A temporary cap was placed over the shipyard landfill in August 2000, to help extinguish a fire that had burned for weeks before the Navy notified nearby residents. Among other government officials, Chein Kao, who oversees Hunters Point cleanup issues for the state Department of Toxic Substances Control, has expressed concern that methane gas that was previously escaping through the soil atop the landfill may, now that it is capped, be moving sideways through the earth and toward residential neighborhoods. Toxic gas concerns were also raised by city and EPA officials after the Navy submitted plans this summer for field tests in the landfill area.
Last month, EPA officials asked the Navy to act immediately on methane gas monitoring, rather than wait until a wider plan for cleanup of the land- fill is hammered out over the course of months. Navy officials say they will begin monitoring for methane immediately.
"We know there are pockets of methane in the landfill," says the Navy's Mach. "I don't think that I've seen anything that is startlingly high.
"We've never found any evidence to show that there's a buildup of methane gas or a buildup of other gases. We will investigate."
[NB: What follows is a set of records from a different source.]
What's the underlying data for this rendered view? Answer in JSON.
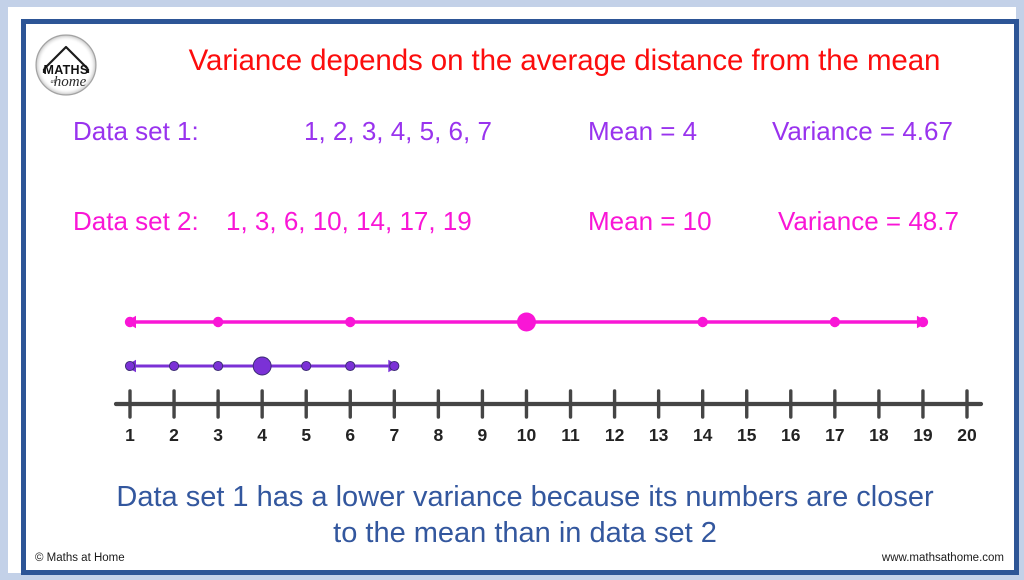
{
  "logo": {
    "top_text": "MATHS",
    "script_text": "home",
    "at_text": "at"
  },
  "title": "Variance depends on the average distance from the mean",
  "rows": [
    {
      "label": "Data set 1:",
      "values": "1, 2, 3, 4, 5, 6, 7",
      "mean": "Mean = 4",
      "variance": "Variance = 4.67",
      "color": "#9933ee"
    },
    {
      "label": "Data set 2:",
      "values": "1, 3, 6, 10, 14, 17, 19",
      "mean": "Mean = 10",
      "variance": "Variance = 48.7",
      "color": "#f916d6"
    }
  ],
  "caption_line1": "Data set 1 has a lower variance because its numbers are closer",
  "caption_line2": "to the mean than in data set 2",
  "footer": {
    "left": "© Maths at Home",
    "right": "www.mathsathome.com"
  },
  "chart_data": {
    "type": "scatter",
    "title": "Variance depends on the average distance from the mean",
    "xlabel": "",
    "ylabel": "",
    "xlim": [
      1,
      20
    ],
    "grid": false,
    "axis_ticks": [
      1,
      2,
      3,
      4,
      5,
      6,
      7,
      8,
      9,
      10,
      11,
      12,
      13,
      14,
      15,
      16,
      17,
      18,
      19,
      20
    ],
    "axis_color": "#454545",
    "legend": "none",
    "series": [
      {
        "name": "Data set 2",
        "color": "#f916d6",
        "values": [
          1,
          3,
          6,
          10,
          14,
          17,
          19
        ],
        "mean": 10,
        "variance": 48.7,
        "row": "upper",
        "arrows": "both-outward-from-mean"
      },
      {
        "name": "Data set 1",
        "color": "#7b31d6",
        "values": [
          1,
          2,
          3,
          4,
          5,
          6,
          7
        ],
        "mean": 4,
        "variance": 4.67,
        "row": "lower",
        "arrows": "both-outward-from-mean"
      }
    ]
  }
}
The Navy has yet to put forward a formal plan for cleaning up or removing the landfill. Navy officials have said they are considering creating a permanent cap and leaving the landfill in place as an alternative. Any plan would require EPA approval, which is not likely in the immediate future. "The EPA has not taken a position on the landfill," says Michael Work, one of the EPA's project managers for the Hunters Point Shipyard cleanup. "The EPA has been very clear about the fact that we don't see this cap as a final action.
"There's a lot of nervousness inside the community about the landfill. There have been fires, and they [residents] are fearful that something might happen again like happened in August 2000. The community is very nervous about air quality around the landfill."